The hero of Charles Dicken’s novel of the French Revolution, “A Tale of Two Cities,” is Sydney Carlton, who bears a striking resemblance to Charles Darnay (both of them once loved the same girl, who later marries Darnay). A somewhat complicated set of circumstances then sees Charles Darnay being condemned to death by guillotine. In the finale to the story, in a magnificent act of sacrificial love, Carlton takes Darnay’s place in prison and is executed in the place of his friend.
But the noble desire to voluntarily sacrifice on behalf of somebody else has been turned into the historic desire of people captured by evil, to sacrifice other human beings to demons for selfish ends.
The crucifixion of Christ has been seen by generations of Christians as the divine, voluntary sacrifice that triumphs over the demonic human sacrifices that held sway over people in South America, Europe, China and Africa. Upon the Cross, the Saviour is ushering in a new destiny for mankind, a new dispensation, a new creature in Christ. The Resurrection then makes this new and abundant life eternal.
In the closing pages of “A Tale of Two Cities,” as Carlton (who is “prisoner twenty-three”), is led away to the guillotine he proclaims the reality of eternal life in Christ, by recalling the words of Jesus:
““I am the Resurrection and the Life, saith the Lord: he that believeth in me, though he were dead, yet shall he live: and whosoever liveth and believeth in me shall never die.”

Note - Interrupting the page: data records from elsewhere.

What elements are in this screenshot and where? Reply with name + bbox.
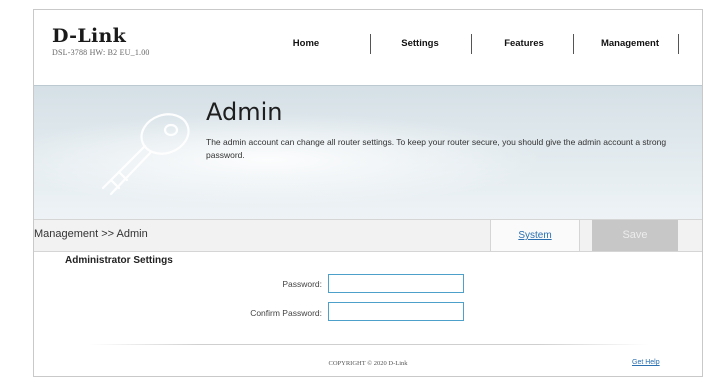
confirm-password-label: Confirm Password: xyxy=(250,308,322,318)
nav-management[interactable]: Management xyxy=(586,34,674,54)
breadcrumb: Management >> Admin xyxy=(34,228,148,240)
section-title: Administrator Settings xyxy=(65,255,173,266)
brand: D-Link DSL-3788 HW: B2 EU_1.00 xyxy=(52,26,150,57)
confirm-password-input[interactable] xyxy=(328,302,464,321)
get-help-link[interactable]: Get Help xyxy=(632,359,660,366)
nav-separator xyxy=(370,34,371,54)
admin-banner: Admin The admin account can change all r… xyxy=(34,85,702,220)
key-icon xyxy=(101,113,190,196)
router-admin-window: D-Link DSL-3788 HW: B2 EU_1.00 Home Sett… xyxy=(33,9,703,377)
password-label: Password: xyxy=(282,279,322,289)
nav-separator xyxy=(573,34,574,54)
password-input[interactable] xyxy=(328,274,464,293)
page-description: The admin account can change all router … xyxy=(206,137,667,160)
copyright: COPYRIGHT © 2020 D-Link xyxy=(328,360,408,367)
footer-divider xyxy=(89,344,649,345)
system-link[interactable]: System xyxy=(490,220,580,251)
save-button[interactable]: Save xyxy=(592,220,678,251)
dlink-logo: D-Link xyxy=(52,25,127,47)
nav-separator xyxy=(471,34,472,54)
nav-settings[interactable]: Settings xyxy=(386,34,454,54)
nav-features[interactable]: Features xyxy=(489,34,559,54)
action-bar: Management >> Admin System Save xyxy=(34,219,702,252)
model-info: DSL-3788 HW: B2 EU_1.00 xyxy=(52,48,150,57)
nav-separator xyxy=(678,34,679,54)
nav-home[interactable]: Home xyxy=(278,34,334,54)
page-title: Admin xyxy=(206,98,283,126)
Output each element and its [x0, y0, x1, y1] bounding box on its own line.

The murmuring of many voices, the upturning of many faces, the pressing on of many footsteps in the outskirts of the crowd, so that it swells forward in a mass, like one great heave of water, all flashes away. Twenty-Three.”
I read this essay to my husband, and had my own realization. I really did not know the vast and immense human sacrifice that went on in the world. It shocked me.
And to know Christ died on the cross for a new beginning touches my soul viscerally.
I learn so much from you Dr. Christian. Thank-you kindly. 💜🙏
Your writing is always so deep and I always learn so much from you. Thank you.